Devonshire's will provided quite generously for all five of his children. Sylvia Freedman's book also shows that Lady Rich's two sets of children did not overlap, as had previously been believed. She broke off marital relations with Rich before taking up with Blount. The false belief that Lady Rich mingled her husband and lover, and was not even faithful to the letter, caused her to seem more wicked than ever. To many Victorians and some post-Victorians, Lady Rich's scarlet sins absolutely proved that the saintly Sidney could have had nothing to do with her.

James had no objection to adultery among his nobles. But he did expect them to maintain appearances, and was enraged when one of them publicly admitted her offense. After her divorce Lady Rich was regarded as a notorious woman. But that made it all the more important to prevent her name from contaminating the cult of Sir Phillip Sidney.

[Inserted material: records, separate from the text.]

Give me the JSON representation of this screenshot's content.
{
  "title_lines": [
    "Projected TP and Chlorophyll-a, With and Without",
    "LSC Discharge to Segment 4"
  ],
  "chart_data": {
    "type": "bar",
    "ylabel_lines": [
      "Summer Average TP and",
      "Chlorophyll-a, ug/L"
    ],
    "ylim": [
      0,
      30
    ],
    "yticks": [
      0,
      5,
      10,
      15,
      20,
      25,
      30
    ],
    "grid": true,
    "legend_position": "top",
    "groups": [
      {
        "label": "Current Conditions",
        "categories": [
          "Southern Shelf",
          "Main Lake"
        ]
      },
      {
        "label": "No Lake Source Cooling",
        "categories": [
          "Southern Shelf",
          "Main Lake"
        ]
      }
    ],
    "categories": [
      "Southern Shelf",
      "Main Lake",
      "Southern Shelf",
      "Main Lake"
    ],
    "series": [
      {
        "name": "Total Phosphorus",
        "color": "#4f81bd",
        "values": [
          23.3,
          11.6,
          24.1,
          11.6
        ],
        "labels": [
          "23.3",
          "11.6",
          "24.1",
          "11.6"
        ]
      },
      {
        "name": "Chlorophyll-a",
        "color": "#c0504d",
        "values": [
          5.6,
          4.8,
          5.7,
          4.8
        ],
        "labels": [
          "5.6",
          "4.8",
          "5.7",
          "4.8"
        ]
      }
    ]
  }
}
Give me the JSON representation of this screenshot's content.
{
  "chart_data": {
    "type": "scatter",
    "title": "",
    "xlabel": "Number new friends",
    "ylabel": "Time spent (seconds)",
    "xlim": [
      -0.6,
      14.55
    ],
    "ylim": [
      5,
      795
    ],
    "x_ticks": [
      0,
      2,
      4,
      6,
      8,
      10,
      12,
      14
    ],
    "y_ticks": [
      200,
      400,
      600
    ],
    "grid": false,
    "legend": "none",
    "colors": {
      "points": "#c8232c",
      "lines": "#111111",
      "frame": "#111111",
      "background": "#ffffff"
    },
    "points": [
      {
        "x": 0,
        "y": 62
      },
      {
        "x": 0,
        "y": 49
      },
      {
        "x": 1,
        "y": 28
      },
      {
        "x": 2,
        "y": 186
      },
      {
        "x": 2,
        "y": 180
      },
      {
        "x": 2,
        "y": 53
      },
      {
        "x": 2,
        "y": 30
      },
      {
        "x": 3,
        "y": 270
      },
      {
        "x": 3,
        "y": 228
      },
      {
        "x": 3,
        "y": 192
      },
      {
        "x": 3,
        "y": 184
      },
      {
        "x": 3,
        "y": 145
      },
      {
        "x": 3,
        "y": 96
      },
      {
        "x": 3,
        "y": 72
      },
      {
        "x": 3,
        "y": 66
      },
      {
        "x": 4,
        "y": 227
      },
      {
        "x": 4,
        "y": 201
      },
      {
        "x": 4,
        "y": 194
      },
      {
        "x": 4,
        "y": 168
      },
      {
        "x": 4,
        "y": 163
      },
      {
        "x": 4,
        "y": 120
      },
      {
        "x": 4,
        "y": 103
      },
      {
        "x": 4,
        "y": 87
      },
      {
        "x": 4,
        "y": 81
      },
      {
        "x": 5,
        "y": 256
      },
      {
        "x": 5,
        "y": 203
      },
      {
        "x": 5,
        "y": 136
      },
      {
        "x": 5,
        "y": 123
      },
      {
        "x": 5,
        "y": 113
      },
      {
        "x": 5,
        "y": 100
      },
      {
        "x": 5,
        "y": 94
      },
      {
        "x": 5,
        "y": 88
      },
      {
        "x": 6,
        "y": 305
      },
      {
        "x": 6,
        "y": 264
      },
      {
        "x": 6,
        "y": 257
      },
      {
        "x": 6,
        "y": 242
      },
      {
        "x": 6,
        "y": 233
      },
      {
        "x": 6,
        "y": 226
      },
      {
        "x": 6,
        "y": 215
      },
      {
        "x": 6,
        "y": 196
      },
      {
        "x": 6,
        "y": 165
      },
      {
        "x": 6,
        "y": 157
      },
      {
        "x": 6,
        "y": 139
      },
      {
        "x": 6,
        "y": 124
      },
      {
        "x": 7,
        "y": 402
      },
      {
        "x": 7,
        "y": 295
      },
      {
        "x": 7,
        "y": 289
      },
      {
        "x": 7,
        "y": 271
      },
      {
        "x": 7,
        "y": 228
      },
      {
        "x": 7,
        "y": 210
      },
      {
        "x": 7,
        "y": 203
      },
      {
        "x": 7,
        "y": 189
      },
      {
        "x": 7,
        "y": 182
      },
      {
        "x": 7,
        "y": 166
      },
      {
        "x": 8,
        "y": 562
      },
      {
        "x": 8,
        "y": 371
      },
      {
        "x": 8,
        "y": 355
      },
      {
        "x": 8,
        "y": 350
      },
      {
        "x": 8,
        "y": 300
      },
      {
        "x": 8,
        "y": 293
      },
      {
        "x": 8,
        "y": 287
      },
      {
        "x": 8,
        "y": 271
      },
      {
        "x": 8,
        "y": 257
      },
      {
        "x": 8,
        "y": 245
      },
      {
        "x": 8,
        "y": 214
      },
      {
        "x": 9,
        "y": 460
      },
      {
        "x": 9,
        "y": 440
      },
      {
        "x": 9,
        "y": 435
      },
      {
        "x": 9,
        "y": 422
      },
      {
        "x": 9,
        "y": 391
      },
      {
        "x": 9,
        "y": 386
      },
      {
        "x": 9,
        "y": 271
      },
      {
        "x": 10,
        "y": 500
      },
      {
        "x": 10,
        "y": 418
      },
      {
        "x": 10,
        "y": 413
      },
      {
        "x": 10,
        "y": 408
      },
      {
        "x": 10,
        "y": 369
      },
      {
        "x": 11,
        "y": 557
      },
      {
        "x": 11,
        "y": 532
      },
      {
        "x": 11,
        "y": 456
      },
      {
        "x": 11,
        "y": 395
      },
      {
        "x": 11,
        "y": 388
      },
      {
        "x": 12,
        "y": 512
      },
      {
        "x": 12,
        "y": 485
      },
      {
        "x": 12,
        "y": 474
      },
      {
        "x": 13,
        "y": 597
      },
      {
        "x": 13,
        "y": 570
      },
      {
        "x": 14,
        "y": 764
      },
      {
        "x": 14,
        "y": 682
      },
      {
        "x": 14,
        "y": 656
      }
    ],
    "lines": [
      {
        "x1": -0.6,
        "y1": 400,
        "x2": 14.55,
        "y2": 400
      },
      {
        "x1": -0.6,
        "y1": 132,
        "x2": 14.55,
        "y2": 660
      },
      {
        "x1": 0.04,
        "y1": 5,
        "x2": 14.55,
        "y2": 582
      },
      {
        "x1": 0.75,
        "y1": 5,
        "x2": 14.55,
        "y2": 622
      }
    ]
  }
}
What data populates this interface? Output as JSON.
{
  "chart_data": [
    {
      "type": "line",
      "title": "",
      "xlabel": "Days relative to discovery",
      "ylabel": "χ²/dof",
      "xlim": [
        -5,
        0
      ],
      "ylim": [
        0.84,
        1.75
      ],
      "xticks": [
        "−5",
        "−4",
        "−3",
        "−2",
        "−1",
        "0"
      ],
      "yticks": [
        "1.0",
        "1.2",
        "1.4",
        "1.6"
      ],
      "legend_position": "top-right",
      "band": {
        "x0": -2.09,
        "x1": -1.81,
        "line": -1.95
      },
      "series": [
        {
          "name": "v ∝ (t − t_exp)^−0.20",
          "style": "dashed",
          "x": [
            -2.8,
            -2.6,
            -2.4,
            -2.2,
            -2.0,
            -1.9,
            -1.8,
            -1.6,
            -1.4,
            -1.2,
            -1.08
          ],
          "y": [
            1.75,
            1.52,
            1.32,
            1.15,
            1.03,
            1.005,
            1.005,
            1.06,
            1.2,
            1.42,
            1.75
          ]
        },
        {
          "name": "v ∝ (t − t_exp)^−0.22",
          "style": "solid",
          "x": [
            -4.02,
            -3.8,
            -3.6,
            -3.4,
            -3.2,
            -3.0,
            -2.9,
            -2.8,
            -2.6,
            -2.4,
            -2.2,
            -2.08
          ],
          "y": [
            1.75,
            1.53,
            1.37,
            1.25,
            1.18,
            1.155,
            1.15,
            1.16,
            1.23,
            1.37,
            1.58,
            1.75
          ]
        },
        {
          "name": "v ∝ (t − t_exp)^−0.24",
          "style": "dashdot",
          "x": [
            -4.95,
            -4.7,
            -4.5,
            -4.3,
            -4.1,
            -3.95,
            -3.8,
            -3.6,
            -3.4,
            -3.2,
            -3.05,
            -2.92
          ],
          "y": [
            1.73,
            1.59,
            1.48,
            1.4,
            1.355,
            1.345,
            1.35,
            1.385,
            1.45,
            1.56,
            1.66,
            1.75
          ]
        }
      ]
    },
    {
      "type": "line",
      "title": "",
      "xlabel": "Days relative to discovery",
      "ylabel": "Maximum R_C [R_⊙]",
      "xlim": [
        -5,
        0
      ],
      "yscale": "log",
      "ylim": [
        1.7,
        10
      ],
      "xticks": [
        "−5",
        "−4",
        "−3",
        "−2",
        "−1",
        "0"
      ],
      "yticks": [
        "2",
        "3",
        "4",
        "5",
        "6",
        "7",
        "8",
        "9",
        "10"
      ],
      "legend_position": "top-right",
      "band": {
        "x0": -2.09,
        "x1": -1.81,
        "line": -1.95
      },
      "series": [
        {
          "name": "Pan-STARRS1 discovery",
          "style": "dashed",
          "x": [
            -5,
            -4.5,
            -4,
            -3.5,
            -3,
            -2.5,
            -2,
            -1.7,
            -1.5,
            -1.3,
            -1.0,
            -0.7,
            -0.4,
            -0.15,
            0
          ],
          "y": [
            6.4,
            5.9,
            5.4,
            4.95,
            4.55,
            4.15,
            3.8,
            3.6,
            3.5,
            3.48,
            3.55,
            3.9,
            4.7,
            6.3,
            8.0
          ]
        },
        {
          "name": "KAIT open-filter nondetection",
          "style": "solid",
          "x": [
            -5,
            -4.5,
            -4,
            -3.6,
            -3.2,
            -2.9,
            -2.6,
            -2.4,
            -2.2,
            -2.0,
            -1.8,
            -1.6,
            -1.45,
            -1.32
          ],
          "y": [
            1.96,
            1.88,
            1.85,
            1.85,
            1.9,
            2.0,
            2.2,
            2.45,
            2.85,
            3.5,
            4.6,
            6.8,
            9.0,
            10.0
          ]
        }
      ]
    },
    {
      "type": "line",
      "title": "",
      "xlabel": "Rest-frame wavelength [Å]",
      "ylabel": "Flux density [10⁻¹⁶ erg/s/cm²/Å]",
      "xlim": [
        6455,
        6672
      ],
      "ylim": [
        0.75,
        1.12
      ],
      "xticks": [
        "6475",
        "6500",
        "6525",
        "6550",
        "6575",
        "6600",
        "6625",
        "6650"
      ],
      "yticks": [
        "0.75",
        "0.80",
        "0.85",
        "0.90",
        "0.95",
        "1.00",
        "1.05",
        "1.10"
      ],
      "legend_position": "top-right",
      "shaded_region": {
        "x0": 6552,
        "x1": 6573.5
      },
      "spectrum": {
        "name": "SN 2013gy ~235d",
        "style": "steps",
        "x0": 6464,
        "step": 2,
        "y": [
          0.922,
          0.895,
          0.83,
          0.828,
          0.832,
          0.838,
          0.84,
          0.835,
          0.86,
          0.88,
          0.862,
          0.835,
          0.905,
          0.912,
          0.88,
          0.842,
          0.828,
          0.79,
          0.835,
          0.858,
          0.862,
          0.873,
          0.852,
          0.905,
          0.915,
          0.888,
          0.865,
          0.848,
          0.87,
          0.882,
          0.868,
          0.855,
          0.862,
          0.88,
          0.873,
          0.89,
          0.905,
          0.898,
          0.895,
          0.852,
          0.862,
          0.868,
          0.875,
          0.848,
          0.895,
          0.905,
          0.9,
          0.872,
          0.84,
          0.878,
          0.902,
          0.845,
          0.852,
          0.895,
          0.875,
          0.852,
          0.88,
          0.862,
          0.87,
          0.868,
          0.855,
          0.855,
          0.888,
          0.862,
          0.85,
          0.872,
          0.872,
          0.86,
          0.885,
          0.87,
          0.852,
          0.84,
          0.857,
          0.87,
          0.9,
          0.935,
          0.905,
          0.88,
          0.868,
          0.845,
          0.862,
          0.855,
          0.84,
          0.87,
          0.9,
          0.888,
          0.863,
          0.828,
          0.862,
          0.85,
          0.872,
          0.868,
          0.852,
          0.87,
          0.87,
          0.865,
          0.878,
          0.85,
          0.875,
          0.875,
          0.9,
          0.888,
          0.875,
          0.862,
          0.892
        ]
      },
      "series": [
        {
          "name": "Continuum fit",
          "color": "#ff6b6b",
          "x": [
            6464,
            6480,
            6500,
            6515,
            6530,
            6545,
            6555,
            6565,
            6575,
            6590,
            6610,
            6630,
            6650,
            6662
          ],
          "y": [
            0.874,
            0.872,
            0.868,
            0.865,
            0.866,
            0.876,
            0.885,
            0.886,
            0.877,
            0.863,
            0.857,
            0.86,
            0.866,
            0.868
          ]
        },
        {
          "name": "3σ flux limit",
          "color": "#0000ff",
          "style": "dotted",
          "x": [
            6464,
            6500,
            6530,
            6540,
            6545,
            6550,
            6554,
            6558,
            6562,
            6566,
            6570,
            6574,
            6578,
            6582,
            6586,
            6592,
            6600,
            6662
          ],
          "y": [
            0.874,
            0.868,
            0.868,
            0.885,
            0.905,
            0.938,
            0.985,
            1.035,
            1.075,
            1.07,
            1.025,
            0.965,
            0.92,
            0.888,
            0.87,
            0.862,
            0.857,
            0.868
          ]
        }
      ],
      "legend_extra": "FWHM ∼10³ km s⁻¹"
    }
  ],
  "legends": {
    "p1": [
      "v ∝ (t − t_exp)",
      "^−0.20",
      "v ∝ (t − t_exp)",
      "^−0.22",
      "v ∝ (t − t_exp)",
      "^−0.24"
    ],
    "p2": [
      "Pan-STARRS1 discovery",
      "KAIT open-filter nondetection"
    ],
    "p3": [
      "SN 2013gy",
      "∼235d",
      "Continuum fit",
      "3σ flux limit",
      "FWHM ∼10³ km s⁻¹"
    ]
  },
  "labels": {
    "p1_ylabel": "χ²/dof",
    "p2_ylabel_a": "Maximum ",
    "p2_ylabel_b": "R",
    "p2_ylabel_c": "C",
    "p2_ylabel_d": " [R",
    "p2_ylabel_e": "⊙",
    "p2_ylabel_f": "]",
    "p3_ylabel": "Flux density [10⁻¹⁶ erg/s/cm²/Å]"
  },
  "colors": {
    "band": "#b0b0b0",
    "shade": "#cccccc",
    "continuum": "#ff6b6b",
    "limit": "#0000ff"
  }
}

Lady Rich's oldest legitimate son had become the Earl of Warwick, Lord High Admiral of England and a leading figure among the Parliamentary forces opposing King Charles. Her other legitimate son was the Earl of Holland, a powerful politician who kept changing sides, until Parliament settled things by beheading him in 1649. Lady Rich's oldest illegitimate son was the Earl of Newport, a general fighting for the King.

Other families might also have taken umbrage at full disclosure of the story of Astrophel and Stella. Sidney, a moderate Puritan, was a hero to both sides. and his widow's children had a stake in his reputation, if only to deny that he wronged their mother by loving Lady Rich during his marriage negotiations. Frances Walsingham's older son was the Earl of Essex (he was also Lady Rich's nephew), a leading Parliamentary general, while her younger son was the Marquess of Clanricard, one of the King's strongest supporters in Ireland. Frances Walsingham's daughter by her Irish husband was the Marchioness of Winchester, a heroine of the Royalist cause in England. Another man who might have taken offense was the Countess of Pembroke's son, Sidney's nephew and godson, the Earl of Pembroke and Montgomery, a political supporter of the Parliament. lastly there was Sidney's brother's son, the Earl of Leicester, the then head of the House of Sidney. He was disaffected from the King but wouldn't oppose him, so he stayed neutral, while his son and heir, Viscount Lisle, was active in support of Parliament.